Does Austerity Mean Debt?
Buried within the many spreadsheets and reports on the UK’ Economic and Fiscal Outlook published on 28 March 2011, the Office of Budget Responsibility (OBR) published one very interesting set of data concerning household borrowing and debt.
In another part of the report, the OBR estimates that public sector net borrowing (PSNB) will decrease from £156 billion (11.1% of GDP) in 2009-10 to £18 billion (1.5% of GDP) by 2015-16.
However, the numbers published by the OBR do not fit the rhetoric. The OBR estimates that private consumption will see growth of 0.4% in 2011, 0.8% in 2012, 1.2% in 2013, 1.3% in 2014 and 1.4% in 2015. These are not household consumption boom numbers, but nevertheless the OBR’ estimates indicate that they are contributions to GDP growth. So households are not significantly increasing expenditure, but they are not dramatically cutting back either.
From earnings growth? Unlikely. Average earnings growth will remain behind inflation until almost the end of 2012 and will be catching up the gap until the end of 2014.
From household savings? Some consumption will be financed from savings. The OBR forecasts that average household savings will come down from 4.6% of yearly income in 2011 to 3.4% in 2015, but nowhere enough to keep households’ consumption in track.
All data seem to point out that private consumption will be financed from debt, and that government debt is being shifted to households, as families need to make up with their budget the government cutbacks so to be able to maintain their living standards. So the average household debt will increase from £58,000 in 2010 to £77,309 in 2015 (November’ forecast put this last number at £66,291).
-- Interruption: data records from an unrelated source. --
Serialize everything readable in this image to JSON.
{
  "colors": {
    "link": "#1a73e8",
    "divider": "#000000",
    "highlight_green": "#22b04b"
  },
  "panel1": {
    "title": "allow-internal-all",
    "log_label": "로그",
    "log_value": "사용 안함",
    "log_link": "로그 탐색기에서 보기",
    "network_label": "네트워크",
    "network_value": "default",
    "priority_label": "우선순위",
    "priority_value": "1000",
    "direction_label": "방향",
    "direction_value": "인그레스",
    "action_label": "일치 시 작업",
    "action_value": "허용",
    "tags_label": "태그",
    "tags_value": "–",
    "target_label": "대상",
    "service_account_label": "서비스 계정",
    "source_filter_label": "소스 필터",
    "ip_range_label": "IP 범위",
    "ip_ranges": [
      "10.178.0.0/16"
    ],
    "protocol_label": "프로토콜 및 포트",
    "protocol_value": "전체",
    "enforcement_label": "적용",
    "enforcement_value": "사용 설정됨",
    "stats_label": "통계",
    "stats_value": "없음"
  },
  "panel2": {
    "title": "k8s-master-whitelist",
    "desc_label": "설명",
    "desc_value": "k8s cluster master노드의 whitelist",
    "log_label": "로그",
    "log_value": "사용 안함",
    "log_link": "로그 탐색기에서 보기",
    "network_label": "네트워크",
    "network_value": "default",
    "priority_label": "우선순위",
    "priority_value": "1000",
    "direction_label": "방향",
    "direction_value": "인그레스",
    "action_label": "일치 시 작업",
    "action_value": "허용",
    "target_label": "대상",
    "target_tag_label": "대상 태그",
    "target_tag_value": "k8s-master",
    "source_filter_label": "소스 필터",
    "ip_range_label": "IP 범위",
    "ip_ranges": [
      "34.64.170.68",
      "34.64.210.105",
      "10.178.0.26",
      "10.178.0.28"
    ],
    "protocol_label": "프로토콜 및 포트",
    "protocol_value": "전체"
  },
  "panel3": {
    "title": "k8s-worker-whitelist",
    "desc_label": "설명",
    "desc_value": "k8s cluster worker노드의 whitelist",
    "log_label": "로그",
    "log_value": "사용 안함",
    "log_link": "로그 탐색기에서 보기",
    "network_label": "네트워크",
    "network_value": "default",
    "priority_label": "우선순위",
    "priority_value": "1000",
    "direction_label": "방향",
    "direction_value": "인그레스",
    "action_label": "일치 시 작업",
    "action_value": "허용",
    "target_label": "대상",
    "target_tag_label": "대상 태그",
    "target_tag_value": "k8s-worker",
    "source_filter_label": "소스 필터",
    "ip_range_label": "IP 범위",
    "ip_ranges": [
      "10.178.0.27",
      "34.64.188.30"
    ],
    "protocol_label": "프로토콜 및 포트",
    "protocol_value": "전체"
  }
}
What does this mean to the betting and gambling businesses operating in the UK? For one thing, margins are going to be incredibly tight, as households will be very careful on what they spend their money on, but the numbers do not indicate dramatic cutbacks on overall spending. In these economic conditions client loyalty is paramount, but it is also important that marketing expenditure is targeted toward identifying clients with good credit and employed in sectors with growth potential. But it also means that for strong growth prospects, operators need to go abroad.